I could go on and on about the majesty of these monumental trees, and the awe of camping beneath them, but one evening stands out in my mind, an experience to carry with me the rest of my life.
The Ranger-led trek began late at night. We met at the trailhead and were instructed to leave our flashlights behind. It was a moonless night, not that much moonlight could find the forest floor anyway. We followed the Park Ranger deep into the forest, our only illumination the single beam of his flashlight. We walked carefully for some time, and finally arrived at a clearing. That deep in the forest, the only sounds were of night creatures, and the small circle of humans huddled together on fallen logs, listening avidly to our guide.
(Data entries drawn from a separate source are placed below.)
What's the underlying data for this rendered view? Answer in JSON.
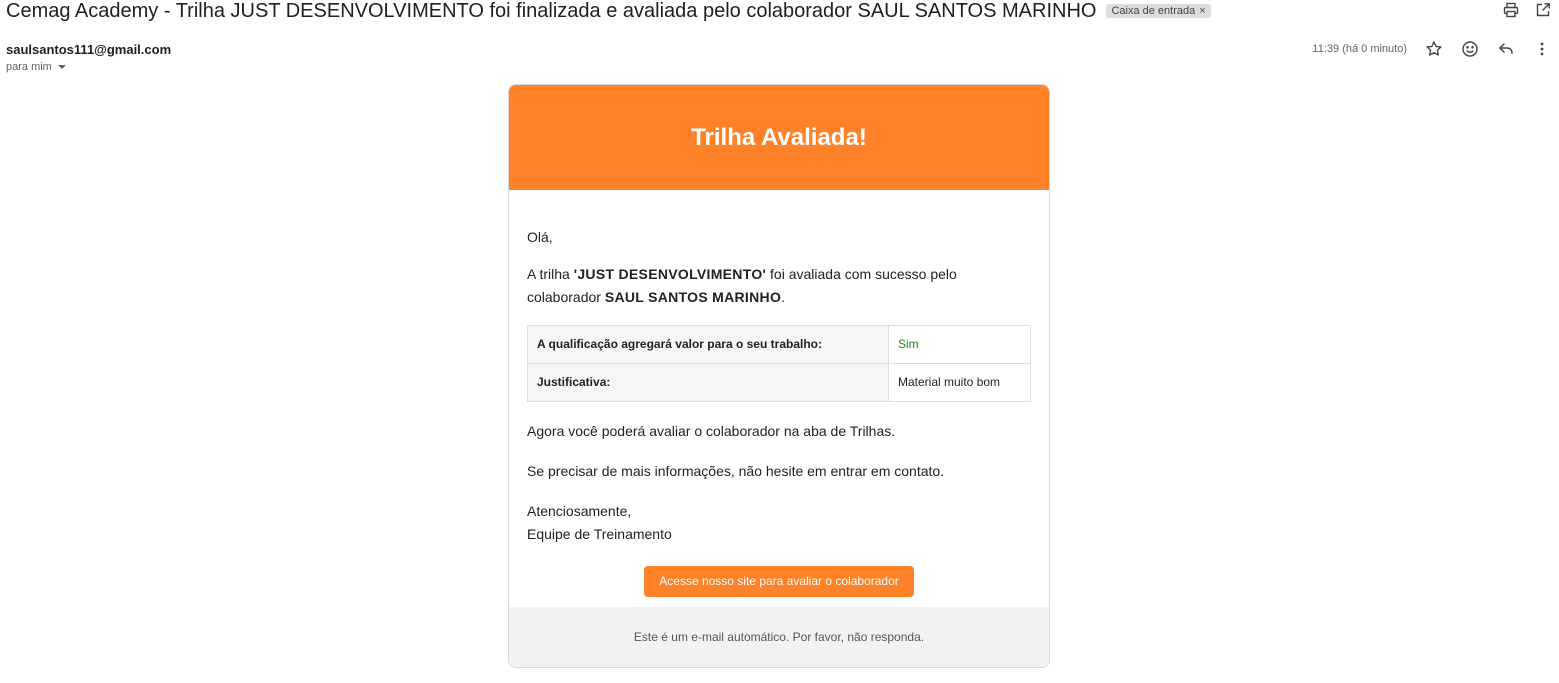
{
  "email": {
    "subject": "Cemag Academy - Trilha JUST DESENVOLVIMENTO foi finalizada e avaliada pelo colaborador SAUL SANTOS MARINHO",
    "label": "Caixa de entrada",
    "label_close": "×",
    "sender": "saulsantos111@gmail.com",
    "recipient": "para mim",
    "time": "11:39 (há 0 minuto)"
  },
  "message": {
    "header_title": "Trilha Avaliada!",
    "greeting": "Olá,",
    "intro_pre": "A trilha ",
    "trail_name": "'JUST DESENVOLVIMENTO'",
    "intro_mid": " foi avaliada com sucesso pelo colaborador ",
    "collaborator": "SAUL SANTOS MARINHO",
    "intro_end": ".",
    "table": [
      {
        "question": "A qualificação agregará valor para o seu trabalho:",
        "answer": "Sim"
      },
      {
        "question": "Justificativa:",
        "answer": "Material muito bom"
      }
    ],
    "line1": "Agora você poderá avaliar o colaborador na aba de Trilhas.",
    "line2": "Se precisar de mais informações, não hesite em entrar em contato.",
    "sign1": "Atenciosamente,",
    "sign2": "Equipe de Treinamento",
    "cta_label": "Acesse nosso site para avaliar o colaborador",
    "footer": "Este é um e-mail automático. Por favor, não responda."
  },
  "icons": {
    "print": "print-icon",
    "open_new": "open-in-new-window-icon",
    "star": "star-icon",
    "emoji": "emoji-reaction-icon",
    "reply": "reply-icon",
    "more": "more-options-icon"
  },
  "colors": {
    "accent": "#ff8128",
    "answer_yes": "#1a8a1a"
  }
}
No sooner were we seated, feeling safe and secure in our little huddle, than our guide extinguished his flashlight. A chorus of squeals and groans rent the night. He offered assurances in the dark, and we settled. He explained. We were to remain there for twenty minutes or so, allowing our eyes to adjust to the total darkness. Once we had acquired our night-sight, we would advance deeper into the forest to a spot where the canopy obscured even the brightest sunlight.
We learned that light is measured in candlepower, the lowest measure being the light of one single candle. Once we reached our destination, the Park Ranger told us he would light one candle, and he promised, with our newly acquired night vision, we would be astounded at the power of that one candle.
When we were sufficiently adapted, we joined hands like Kindergartener’s and walked single-file into the deepest section of the Redwood Forest. It was a hushed group. We mumbled under our breath as our feet faltered on exposed roots, and the sound of things scurrying about as we intruded on their nocturnal wanderings met our ears.
The Ranger knew his stuff. We could indeed see much better than we thought possible in the absence of light, but as we made our way, cautious step by cautious step, what little we could see became less and less. After what seemed like hours, but was probably only twenty minutes, we came to a halt beneath one of the largest trees on the planet. In the total darkness, we could make out the outline of the enormous tree trunk, and if we got close enough, the wood rail fence surrounding it.
We huddled close, stood silently for a few minutes as our eyes adjusted to the curtain of black surrounding us. It was impossible not to be grateful this wasn’t our life. Distance meant nothing. The smallest sounds elevated to ear-splitting levels. We relied on each other, and our limited sight bonded us.
Our eyes darted away from the beacon and landed on faces, now clear as if the sun had made a miraculous appearance. We looked beyond our group to the surrounding forest, amazed at the shadowed recesses, now visible in the light of a single candle. We could make out individual trees, limbs, the curve of the path we’d walked like blind mice on a string a few minutes earlier. Our girls, grateful for the light, took in the change, impressed, despite their young years at this lesson in the natural sciences.
The candle burned low, and eventually, extinguished. We waited until our eyes adjusted to the darkness before reforming our string of human bodies and retracing our steps. Gradually, we began to make out more and more of the trail, as the canopy thinned and the light from distant stars illuminated our way. What we’d previously thought as total darkness now proved to be passably well lit. Slowly we dropped hands and walked more naturally, enjoying the sights and sounds of the dark, but not sleeping forest.
To this day, our daughters speak of this adventure as a singular moment in their lives. It was a few hours out of our busy lives, but a memory to carry with us the rest of our lives.